I also subscribe to the `slippery slope' argument. I take you back to the abortion debate. I am not going to canvass abortion as an issue here tonight, other than to say this: when abortion was first promulgated, it was only to be if the mother's life or mental condition was at great risk. Last year, on a conservative estimate, there were 90,000 abortions in Australia. There is now one abortion for every 2.5 live births. I move on to the euthanasia debate. In the Northern Territory, with the euthanasia debate, we were told that three doctors would have to sign the forms to allow a person to be euthanased. That was to be a GP, a specialist and a person from the field of medical science commensurate with the disease from which the person was suffering. Even before the legislation had been utilised, even before we had rejected that legislation here in the federal parliament, moves were already on in the Northern Territory to reduce that from three doctors to two.

Going now to the embryo, if we go to embryonic stem cell research, would we stop at 14 days, or would the pressure that is already evident for taking that out to 60 days soon become even greater? The signals from the scientific community are quite mixed. As recently—and this tells you how far it could go—as 8 May at Monash University in a debate called `Should we allow embryonic research' the affirmative team, which contained Professor Trounson as a member, argued the case for therapeutic cloning. That was on 8 May this year.

We are told that there are sufficient spare embryos to give us a limitless supply of research material, but then others tell us otherwise. How far are we prepared to go? Are we prepared to allow the harvesting of eggs and sperm? Also, at the psychological level, are we going to allow people to be subjected to pressure? It has been said by a prominent ethicist that, when asked for their frozen and spare embryos for science, some people felt a sense of obligation to the scientists who helped them become pregnant, some felt a general sense of obligation to science itself and some felt a sense of obligation to the community.

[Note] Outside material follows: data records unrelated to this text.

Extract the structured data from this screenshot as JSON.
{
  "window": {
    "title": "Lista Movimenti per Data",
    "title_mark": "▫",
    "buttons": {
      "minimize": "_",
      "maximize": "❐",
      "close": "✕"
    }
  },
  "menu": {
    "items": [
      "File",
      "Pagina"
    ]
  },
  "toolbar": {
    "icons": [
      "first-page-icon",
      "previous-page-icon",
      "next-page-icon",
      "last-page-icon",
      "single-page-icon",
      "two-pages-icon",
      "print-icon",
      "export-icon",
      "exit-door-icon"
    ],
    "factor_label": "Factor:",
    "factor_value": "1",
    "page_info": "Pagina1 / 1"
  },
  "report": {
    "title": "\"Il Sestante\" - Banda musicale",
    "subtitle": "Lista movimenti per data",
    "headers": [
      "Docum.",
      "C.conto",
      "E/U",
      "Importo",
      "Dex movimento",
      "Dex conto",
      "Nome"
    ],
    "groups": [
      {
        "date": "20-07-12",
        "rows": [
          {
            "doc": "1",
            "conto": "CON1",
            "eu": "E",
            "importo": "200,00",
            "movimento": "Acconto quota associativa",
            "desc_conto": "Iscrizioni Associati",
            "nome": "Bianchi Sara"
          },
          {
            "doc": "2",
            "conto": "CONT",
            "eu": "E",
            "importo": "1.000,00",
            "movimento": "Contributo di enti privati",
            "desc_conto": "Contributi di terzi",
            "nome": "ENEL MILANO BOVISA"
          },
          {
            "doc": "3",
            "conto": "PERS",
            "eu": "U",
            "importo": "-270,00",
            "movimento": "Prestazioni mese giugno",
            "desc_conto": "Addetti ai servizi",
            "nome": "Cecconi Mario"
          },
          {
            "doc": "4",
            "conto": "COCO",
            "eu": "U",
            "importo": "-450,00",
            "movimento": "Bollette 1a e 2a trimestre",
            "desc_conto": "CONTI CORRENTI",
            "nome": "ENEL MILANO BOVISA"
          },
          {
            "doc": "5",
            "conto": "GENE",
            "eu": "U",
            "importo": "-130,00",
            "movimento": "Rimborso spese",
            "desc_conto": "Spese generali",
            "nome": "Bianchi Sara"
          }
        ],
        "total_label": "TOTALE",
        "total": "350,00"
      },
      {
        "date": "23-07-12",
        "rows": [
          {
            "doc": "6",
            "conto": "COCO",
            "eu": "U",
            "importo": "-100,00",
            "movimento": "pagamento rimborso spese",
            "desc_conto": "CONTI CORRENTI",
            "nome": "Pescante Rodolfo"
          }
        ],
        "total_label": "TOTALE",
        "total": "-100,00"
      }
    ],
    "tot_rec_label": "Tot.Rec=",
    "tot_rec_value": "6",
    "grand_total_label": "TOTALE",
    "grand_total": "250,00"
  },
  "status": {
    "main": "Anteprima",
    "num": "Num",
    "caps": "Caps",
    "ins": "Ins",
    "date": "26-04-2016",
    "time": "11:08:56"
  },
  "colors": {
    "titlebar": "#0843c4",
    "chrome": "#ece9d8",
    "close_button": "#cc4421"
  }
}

These are very powerful pressures at a time when people are going through a sensitive process.

I would like to touch briefly on one other aspect, and that is the very emotive language that is used about the spare embryos that are allowed to succumb in the laboratory dish. We hear that they are going to be chucked down the drain or the toilet or thrown in the rubbish bin. An embryo succumbing in a dish is no different from someone who in the latter part of their life is in a vegetative state and dying in a bed. We do not allow experimentation on someone who cannot speak for themselves, someone who has lived a life and who might be in a vegetative state. I suggest to you that, if a life deemed not worth living is approved for termination prenatally, a life deemed not worth living at the other end of the life cycle is at risk.

I would like to finish by talking about one of my favourite people, Thomas More. Thomas Moore was a great English statesman and philosopher. He was under pressure to take an oath in which he did not believe. His whole family was pressuring him, even his favourite daughter, Margaret. He explained to his daughter Margaret that when you take an oath you hold yourself in your hands, no matter what the reason for taking that oath. And Margaret said to him, `Look, Dad, can't you just take this oath verbally but in your heart mean otherwise?' He said, `No, because once you take an oath you hold yourself in your hands and, once let go, you never capture yourself again.' We are not talking about an oath here, but we are talking about a threshold in human development and in science. With this issue, we very much hold ourselves in our hands as we never have before—and I suggest that, if we let this go, we may never hope to capture ourselves again.